Last Sunday, instead of trying to seek out ridiculous tweets for our (almost) weekly “Twitter Overreactions” series, I snagged a single tweet that intrigued me and addressed it. You can see that here, if you wish. In it, I said it’s our job as fans to remain critical of Michigan and demand more from the team, if not because that’s what you want to see, at least because it’s on par with what the coaching staff publicly says it expects. Our goals should match. However, I didn’t mean to confuse anyone: I am hesitant to criticize Brady Hoke and the rest of the coaching staff.
If you’ve ever played a competitive sport—I’d say at the high school level or above—then you’re well aware of the important relationship shared between the coaches and their players. It is absolutely vital that both parts believe in the other. They need to be able to work well together, grow together, and ultimately succeed together. That is the very essence of what a team is.
So when I see Michigan get beat up by a good Utah team, I try my best to not jump with claws extended toward the coaching staff. It’s so easy to point a finger in every which direction, but how much of it is justified? And maybe more importantly, how much of it is due to our gut instinct to blame anything and everything? I’m trying to pause and think before I jump ship.

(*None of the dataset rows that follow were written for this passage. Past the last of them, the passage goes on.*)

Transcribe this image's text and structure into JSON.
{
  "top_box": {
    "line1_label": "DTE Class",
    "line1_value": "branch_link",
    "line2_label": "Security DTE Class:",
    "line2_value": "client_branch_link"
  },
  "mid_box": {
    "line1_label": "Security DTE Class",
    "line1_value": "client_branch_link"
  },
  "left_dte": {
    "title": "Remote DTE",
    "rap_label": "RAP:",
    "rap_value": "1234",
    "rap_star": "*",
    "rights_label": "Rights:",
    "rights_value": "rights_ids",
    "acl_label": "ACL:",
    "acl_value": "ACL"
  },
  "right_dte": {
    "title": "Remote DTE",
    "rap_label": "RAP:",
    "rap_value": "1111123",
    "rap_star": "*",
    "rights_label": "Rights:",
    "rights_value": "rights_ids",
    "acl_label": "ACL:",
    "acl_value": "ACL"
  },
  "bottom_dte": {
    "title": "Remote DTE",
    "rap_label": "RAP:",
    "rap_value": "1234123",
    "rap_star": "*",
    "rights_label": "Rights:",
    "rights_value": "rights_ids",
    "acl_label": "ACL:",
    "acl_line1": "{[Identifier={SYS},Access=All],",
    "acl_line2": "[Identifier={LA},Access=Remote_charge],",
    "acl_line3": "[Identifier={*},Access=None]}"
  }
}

When Michigan loses, I get angry. We all get angry. But when Michigan loses, I’m infinitely more worried about what’s going on behind the scenes with the team. What are the coaches saying to their players? What are the players saying to their coaches? Who’s owning up to what? Who’s getting emotional? Until the players begin making it obvious that this whole thing with coach Hoke is not working, I will remain uncritical of the coaching staff in the broad scheme of things.
Sure, I’ll still throw out some sarcasm about play-calling and development, but as far as calling for the heads of these coaches, I won’t do it. I can’t do it until I know it’s deserved, and I’ll only know it’s deserved when the team indicates it is.